Enabling Automated Reports

To generate validation reports, a task must be decorated with report=True. When this is enabled, the PanderaDataFrameTransformer automatically creates tabs named "Pandera report: input" and "Pandera report: output" depending on where the validation occurs.

import pandas as pd
import pandera as pa
import flyte.typing as pt
from flyte.extend import task

class Schema(pa.DataFrameModel):
id: int = pa.Field(ge=0)
name: str

@task(report=True)
def validate_data(df: pd.DataFrame) -> pt.DataFrame[Schema]:
# The transformer will validate the return value against Schema
# and generate a report tab automatically.
return df

Report Structure and Content

The PanderaPandasReportRenderer constructs a comprehensive view of the data state using the PandasReport dataclass, which holds several key components:

  • Summary: A high-level overview including the Schema Name, Data Shape (rows x columns), and total error counts.
  • Data Preview: A snapshot of the first 5 rows (defined by DATA_PREVIEW_HEAD) of the validated DataFrame.
  • Schema-level Errors: Detailed in a table if metadata validation fails (e.g., missing columns or incorrect dtypes).
  • Data-level Errors: A breakdown of value-level failures (e.g., nulls where not allowed). This table includes a percent_valid column and a list of specific failure cases, limited to the first 10 instances (FAILURE_CASE_LIMIT) to prevent report bloat.

Customizing Validation Behavior

You can control how validation failures affect task execution using the ValidationConfig class.

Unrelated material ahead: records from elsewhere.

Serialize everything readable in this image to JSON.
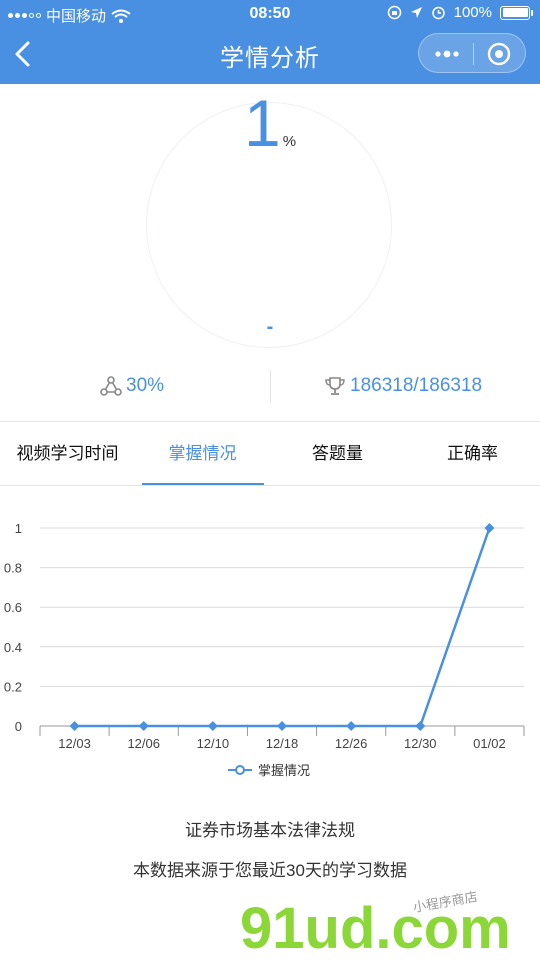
{
  "status_bar": {
    "carrier": "中国移动",
    "time": "08:50",
    "battery": "100%"
  },
  "header": {
    "title": "学情分析"
  },
  "score": {
    "value": "1",
    "unit": "%",
    "dash": "-"
  },
  "stats": {
    "ratio": "30%",
    "rank": "186318/186318"
  },
  "tabs": [
    {
      "label": "视频学习时间"
    },
    {
      "label": "掌握情况"
    },
    {
      "label": "答题量"
    },
    {
      "label": "正确率"
    }
  ],
  "chart_data": {
    "type": "line",
    "categories": [
      "12/03",
      "12/06",
      "12/10",
      "12/18",
      "12/26",
      "12/30",
      "01/02"
    ],
    "series": [
      {
        "name": "掌握情况",
        "values": [
          0,
          0,
          0,
          0,
          0,
          0,
          1
        ]
      }
    ],
    "ylim": [
      0,
      1
    ],
    "yticks": [
      "0",
      "0.2",
      "0.4",
      "0.6",
      "0.8",
      "1"
    ],
    "grid": true,
    "legend": "bottom-center",
    "color": "#4a90e2"
  },
  "footer": {
    "line1": "证券市场基本法律法规",
    "line2": "本数据来源于您最近30天的学习数据"
  },
  "watermark": {
    "text": "91ud.com",
    "subtext": "小程序商店"
  }
}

By wrapping types with Annotated, you can specify whether a validation failure should raise an exception or merely log a warning while still generating the report.

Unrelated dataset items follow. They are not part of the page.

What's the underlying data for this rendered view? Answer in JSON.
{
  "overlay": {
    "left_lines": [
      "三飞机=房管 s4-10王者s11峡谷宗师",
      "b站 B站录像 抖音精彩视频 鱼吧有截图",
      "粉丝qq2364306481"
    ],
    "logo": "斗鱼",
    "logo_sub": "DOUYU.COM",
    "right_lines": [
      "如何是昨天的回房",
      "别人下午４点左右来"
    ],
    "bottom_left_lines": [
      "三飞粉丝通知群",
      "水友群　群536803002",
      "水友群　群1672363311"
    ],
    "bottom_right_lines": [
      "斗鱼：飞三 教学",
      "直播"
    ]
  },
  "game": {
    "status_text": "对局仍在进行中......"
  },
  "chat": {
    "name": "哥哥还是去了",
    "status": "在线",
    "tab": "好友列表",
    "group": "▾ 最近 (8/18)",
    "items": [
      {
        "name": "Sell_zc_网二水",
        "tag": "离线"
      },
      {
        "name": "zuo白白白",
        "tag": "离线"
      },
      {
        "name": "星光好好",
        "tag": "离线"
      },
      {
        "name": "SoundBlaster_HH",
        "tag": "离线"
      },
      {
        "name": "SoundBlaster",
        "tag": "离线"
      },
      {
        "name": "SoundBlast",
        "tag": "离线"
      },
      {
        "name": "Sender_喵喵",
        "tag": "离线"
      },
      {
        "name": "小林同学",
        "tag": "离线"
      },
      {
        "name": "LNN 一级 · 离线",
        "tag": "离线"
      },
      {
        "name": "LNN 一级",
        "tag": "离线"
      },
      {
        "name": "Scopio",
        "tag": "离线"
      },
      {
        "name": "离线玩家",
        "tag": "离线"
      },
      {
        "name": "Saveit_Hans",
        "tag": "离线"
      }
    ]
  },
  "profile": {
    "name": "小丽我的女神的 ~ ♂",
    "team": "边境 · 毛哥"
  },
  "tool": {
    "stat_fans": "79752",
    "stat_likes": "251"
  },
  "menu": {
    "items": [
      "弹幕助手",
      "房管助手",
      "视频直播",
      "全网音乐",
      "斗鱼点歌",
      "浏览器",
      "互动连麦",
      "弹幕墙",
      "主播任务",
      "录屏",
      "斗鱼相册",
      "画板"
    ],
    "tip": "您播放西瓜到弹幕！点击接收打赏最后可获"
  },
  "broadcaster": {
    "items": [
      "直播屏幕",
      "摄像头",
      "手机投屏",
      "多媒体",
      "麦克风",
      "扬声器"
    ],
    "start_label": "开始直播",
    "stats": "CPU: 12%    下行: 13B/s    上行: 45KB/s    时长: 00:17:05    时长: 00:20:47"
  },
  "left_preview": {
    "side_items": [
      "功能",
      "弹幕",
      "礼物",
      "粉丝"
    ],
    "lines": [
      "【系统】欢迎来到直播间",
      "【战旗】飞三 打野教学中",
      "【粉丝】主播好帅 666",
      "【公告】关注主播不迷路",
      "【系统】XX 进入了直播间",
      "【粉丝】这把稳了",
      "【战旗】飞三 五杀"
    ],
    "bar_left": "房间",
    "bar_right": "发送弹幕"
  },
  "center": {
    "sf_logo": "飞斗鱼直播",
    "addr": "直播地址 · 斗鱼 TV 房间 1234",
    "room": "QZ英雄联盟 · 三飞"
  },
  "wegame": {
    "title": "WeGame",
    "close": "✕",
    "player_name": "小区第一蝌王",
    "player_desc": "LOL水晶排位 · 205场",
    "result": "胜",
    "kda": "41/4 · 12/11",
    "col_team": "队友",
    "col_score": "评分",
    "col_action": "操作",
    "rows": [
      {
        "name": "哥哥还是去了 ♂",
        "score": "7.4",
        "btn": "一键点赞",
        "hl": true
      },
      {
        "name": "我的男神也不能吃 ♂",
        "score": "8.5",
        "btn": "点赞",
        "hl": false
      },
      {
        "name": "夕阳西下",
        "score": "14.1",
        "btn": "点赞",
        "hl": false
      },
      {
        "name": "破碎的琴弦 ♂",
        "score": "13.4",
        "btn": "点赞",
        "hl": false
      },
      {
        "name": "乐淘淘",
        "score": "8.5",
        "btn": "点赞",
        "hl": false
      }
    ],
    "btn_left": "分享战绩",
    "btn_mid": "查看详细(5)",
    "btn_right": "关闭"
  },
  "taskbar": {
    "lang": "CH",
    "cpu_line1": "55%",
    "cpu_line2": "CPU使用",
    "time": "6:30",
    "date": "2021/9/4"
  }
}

from typing import Annotated
from flyteplugins.pandera import ValidationConfig

@task(report=True)
def process_data(
# Validation failures will log a warning but allow the task to continue
df: Annotated[pt.DataFrame[Schema], ValidationConfig(on_error="warn")]
) -> pt.DataFrame[Schema]:
return df

In PanderaDataFrameTransformer._validate, the configuration is checked:

  • If on_error="raise" (default), the SchemaErrors exception is re-raised after the report is generated.
  • If on_error="warn", the renderer is called with warn=True, which changes the report icon to a warning symbol (⚠️) instead of an error (❌), and the task continues.

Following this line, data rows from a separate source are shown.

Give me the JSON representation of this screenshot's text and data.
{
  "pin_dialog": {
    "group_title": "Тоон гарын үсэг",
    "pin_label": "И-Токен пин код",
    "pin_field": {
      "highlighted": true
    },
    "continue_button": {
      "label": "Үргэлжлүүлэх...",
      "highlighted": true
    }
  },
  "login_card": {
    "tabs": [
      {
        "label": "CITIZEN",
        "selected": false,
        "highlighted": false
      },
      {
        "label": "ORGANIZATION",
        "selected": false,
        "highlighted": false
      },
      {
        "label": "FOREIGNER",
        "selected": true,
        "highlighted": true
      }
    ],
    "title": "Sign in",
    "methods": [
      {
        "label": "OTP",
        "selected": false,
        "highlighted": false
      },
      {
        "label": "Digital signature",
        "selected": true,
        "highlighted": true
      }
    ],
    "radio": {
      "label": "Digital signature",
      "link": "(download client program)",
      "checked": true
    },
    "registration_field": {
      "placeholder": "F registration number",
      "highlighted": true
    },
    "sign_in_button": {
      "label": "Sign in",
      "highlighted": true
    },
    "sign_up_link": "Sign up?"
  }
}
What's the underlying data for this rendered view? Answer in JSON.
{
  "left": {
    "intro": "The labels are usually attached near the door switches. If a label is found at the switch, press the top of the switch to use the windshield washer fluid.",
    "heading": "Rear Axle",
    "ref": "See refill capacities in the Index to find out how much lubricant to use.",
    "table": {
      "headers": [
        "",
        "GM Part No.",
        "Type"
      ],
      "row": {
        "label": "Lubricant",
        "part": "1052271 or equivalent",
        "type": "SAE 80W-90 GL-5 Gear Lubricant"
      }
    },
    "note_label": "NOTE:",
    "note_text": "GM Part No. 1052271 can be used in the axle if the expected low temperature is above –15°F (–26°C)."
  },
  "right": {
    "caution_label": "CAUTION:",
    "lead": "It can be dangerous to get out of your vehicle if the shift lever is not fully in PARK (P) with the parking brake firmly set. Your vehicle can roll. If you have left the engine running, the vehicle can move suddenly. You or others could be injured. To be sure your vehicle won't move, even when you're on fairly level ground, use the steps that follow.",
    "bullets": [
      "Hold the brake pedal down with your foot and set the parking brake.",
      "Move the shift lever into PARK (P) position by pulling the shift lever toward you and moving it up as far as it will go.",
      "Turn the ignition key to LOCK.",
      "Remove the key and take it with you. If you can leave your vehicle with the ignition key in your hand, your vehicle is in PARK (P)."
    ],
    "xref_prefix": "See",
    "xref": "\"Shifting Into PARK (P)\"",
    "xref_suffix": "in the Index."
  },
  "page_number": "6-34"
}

Technical Implementation Details

The integration relies on Flyte's internal reporting context. When _validate is called, it performs the following steps:

  1. Validation: Executes schema.validate(data, lazy=True).
  2. HTML Generation: Calls self._report_renderer.to_html(...).
  3. Tab Management: Uses flyte.report.get_tab(report_title).replace(html) to insert the generated HTML into the current task's report.
  4. Persistence: Calls await flyte.report.flush.aio() to write the report to the configured Flyte metadata storage (e.g., S3 or GCS).

The Report class in src/flyte/report/_report.py handles the final assembly by injecting the tab content into an HTML template (_template.html) using Python's string.Template. This template includes the necessary JavaScript to handle tab switching in the Flyte UI.